Threadverwijzingen beheren
Dit artikel bevat informatie over het beheer van threadverwijzingen met behulp van functies van de Shell lightweight-hulpprogrammafuncties.
Er zijn situaties waarin een ouder-thread actief moet blijven gedurende de levensduur van een kind-thread. Als er bijvoorbeeld een COM-object (Component Object Model) wordt gemaakt op de bovenliggende thread en in de onderliggende thread wordt geplaatst, kan die bovenliggende thread niet worden beëindigd vóór de onderliggende thread. Hiervoor biedt de Shell deze functies.
Gebruik deze functies in uw hoofdthread, zoals hier wordt beschreven.

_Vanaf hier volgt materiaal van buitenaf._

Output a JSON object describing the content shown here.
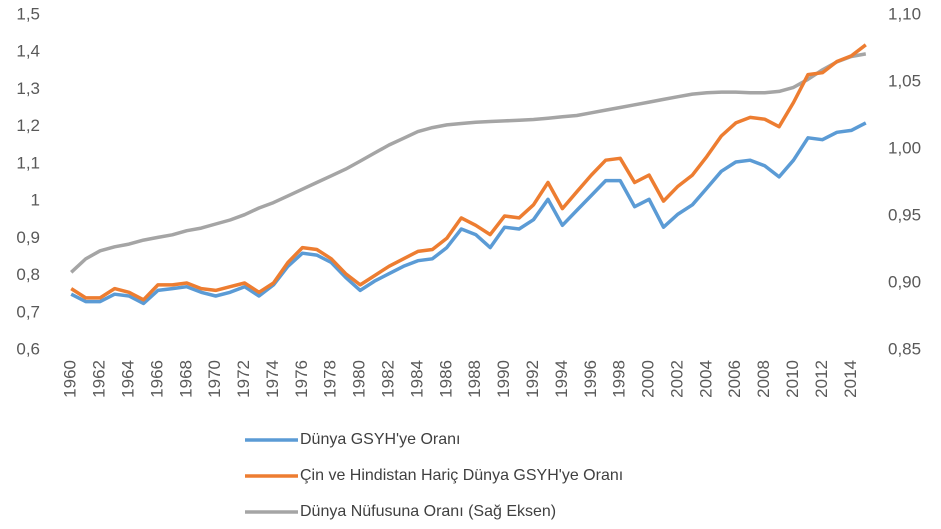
{
  "chart_data": {
    "type": "line",
    "categories": [
      "1960",
      null,
      "1962",
      null,
      "1964",
      null,
      "1966",
      null,
      "1968",
      null,
      "1970",
      null,
      "1972",
      null,
      "1974",
      null,
      "1976",
      null,
      "1978",
      null,
      "1980",
      null,
      "1982",
      null,
      "1984",
      null,
      "1986",
      null,
      "1988",
      null,
      "1990",
      null,
      "1992",
      null,
      "1994",
      null,
      "1996",
      null,
      "1998",
      null,
      "2000",
      null,
      "2002",
      null,
      "2004",
      null,
      "2006",
      null,
      "2008",
      null,
      "2010",
      null,
      "2012",
      null,
      "2014",
      null
    ],
    "series": [
      {
        "name": "Dünya GSYH'ye Oranı",
        "color": "#5b9bd5",
        "values": [
          0.75,
          0.73,
          0.73,
          0.75,
          0.745,
          0.725,
          0.76,
          0.765,
          0.77,
          0.755,
          0.745,
          0.755,
          0.77,
          0.745,
          0.775,
          0.825,
          0.86,
          0.855,
          0.835,
          0.795,
          0.76,
          0.785,
          0.805,
          0.825,
          0.84,
          0.845,
          0.875,
          0.925,
          0.91,
          0.875,
          0.93,
          0.925,
          0.95,
          1.005,
          0.935,
          0.975,
          1.015,
          1.055,
          1.055,
          0.985,
          1.005,
          0.93,
          0.965,
          0.99,
          1.035,
          1.08,
          1.105,
          1.11,
          1.095,
          1.065,
          1.11,
          1.17,
          1.165,
          1.185,
          1.19,
          1.21
        ]
      },
      {
        "name": "Çin ve Hindistan Hariç Dünya GSYH'ye Oranı",
        "color": "#ed7d31",
        "values": [
          0.765,
          0.74,
          0.74,
          0.765,
          0.755,
          0.735,
          0.775,
          0.775,
          0.78,
          0.765,
          0.76,
          0.77,
          0.78,
          0.755,
          0.78,
          0.835,
          0.875,
          0.87,
          0.845,
          0.805,
          0.775,
          0.8,
          0.825,
          0.845,
          0.865,
          0.87,
          0.9,
          0.955,
          0.935,
          0.91,
          0.96,
          0.955,
          0.99,
          1.05,
          0.98,
          1.025,
          1.07,
          1.11,
          1.115,
          1.05,
          1.07,
          1.0,
          1.04,
          1.07,
          1.12,
          1.175,
          1.21,
          1.225,
          1.22,
          1.2,
          1.265,
          1.34,
          1.345,
          1.375,
          1.39,
          1.42
        ]
      },
      {
        "name": "Dünya Nüfusuna Oranı (Sağ Eksen)",
        "color": "#a5a5a5",
        "axis": "y2",
        "values": [
          0.908,
          0.918,
          0.924,
          0.927,
          0.929,
          0.932,
          0.934,
          0.936,
          0.939,
          0.941,
          0.944,
          0.947,
          0.951,
          0.956,
          0.96,
          0.965,
          0.97,
          0.975,
          0.98,
          0.985,
          0.991,
          0.997,
          1.003,
          1.008,
          1.013,
          1.016,
          1.018,
          1.019,
          1.02,
          1.0205,
          1.021,
          1.0215,
          1.022,
          1.023,
          1.024,
          1.025,
          1.027,
          1.029,
          1.031,
          1.033,
          1.035,
          1.037,
          1.039,
          1.041,
          1.042,
          1.0425,
          1.0425,
          1.042,
          1.042,
          1.043,
          1.046,
          1.052,
          1.059,
          1.065,
          1.069,
          1.071
        ]
      }
    ],
    "ylim": [
      0.6,
      1.5
    ],
    "yticks": [
      {
        "value": 0.6,
        "label": "0,6"
      },
      {
        "value": 0.7,
        "label": "0,7"
      },
      {
        "value": 0.8,
        "label": "0,8"
      },
      {
        "value": 0.9,
        "label": "0,9"
      },
      1,
      {
        "value": 1.1,
        "label": "1,1"
      },
      {
        "value": 1.2,
        "label": "1,2"
      },
      {
        "value": 1.3,
        "label": "1,3"
      },
      {
        "value": 1.4,
        "label": "1,4"
      },
      {
        "value": 1.5,
        "label": "1,5"
      }
    ],
    "y2lim": [
      0.85,
      1.1
    ],
    "y2ticks": [
      {
        "value": 0.85,
        "label": "0,85"
      },
      {
        "value": 0.9,
        "label": "0,90"
      },
      {
        "value": 0.95,
        "label": "0,95"
      },
      {
        "value": 1.0,
        "label": "1,00"
      },
      {
        "value": 1.05,
        "label": "1,05"
      },
      {
        "value": 1.1,
        "label": "1,10"
      }
    ],
    "legend": "bottom"
  }
}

Declareer een door de toepassing gedefinieerde threadprocedure volgens de vorm van de functie ThreadProc.
DWORD WINAPI ThreadProc(LPVOID lpParameter);
Roep in uw ThreadProc-SHCreateThreadRef- aan om een verwijzing naar de thread aan te maken. Dit biedt een verwijzing naar een instantie van IUnknown. Deze IUnknown- gebruikt de waarde waarnaar wordt verwezen door pcRef- om een referentieaantal te behouden. Zolang dit aantal groter is dan 0, blijft de thread actief.
Als u deze aanwijzer gebruikt om IUnknown-aan te roepen, roept u SHSetThreadRef- aan in uw ThreadProc-. Hiermee stelt u de verwijzing zo in dat volgende aanroepen naar SHGetThreadRef- iets hebben om op te halen.
Als uw ThreadProc een andere thread maakt, kan de ThreadProc-SHGetThreadRef aanroepen met de aanwijzer om IUnknown- verkregen door SHCreateThreadRef-. Hiermee wordt het verwijzingsaantal verhoogd waarnaar wordt verwezen door de parameter pcRef in SHCreateThreadRef-.
Maak de thread. Dit wordt meestal gedaan door SHCreateThreadaan te roepen en een aanwijzer door te geven aan uw ThreadProc in de pfnThreadProc parameter. Geef ook de vlag CTF_THREAD_REF door in de parameter dwFlags. De thread is actief zolang ThreadProc- wordt uitgevoerd.
Wanneer een onderliggende thread wordt gemaakt, geeft u de vlag CTF_REF_COUNTED door in de parameter dwFlags in de aanroep naar de SHCreateThread-.
Als kindthreads zijn voltooid en worden vrijgegeven, neemt de waarde waarnaar wordt verwezen door de pcRef- van de bovenliggende thread af. Zodra alle onderliggende threads zijn voltooid, kan de oorspronkelijke ThreadProc het proces voltooien en de laatste threadreferentie vrijgeven, waarmee het aantal verwijzingen tot 0 wordt teruggebracht. Op dat moment wordt de verwijzing naar de oorspronkelijke thread die is geopend door SHCreateThread- vrijgegeven en is de thread voltooid.
Een andere gerelateerde functie is SHReleaseThreadRef. Deze functie wordt aangeroepen door de ThreadProc- als de thread is gemaakt met SHCreateThread- met de vlag CTF_THREAD_REF. De ThreadProc- hoeft dit echter niet impliciet te doen. Het aanroepen van IUnknown::Release op de aanwijzer naar IUnknown verkregen via SHCreateThreadRef is alles wat moet worden gedaan.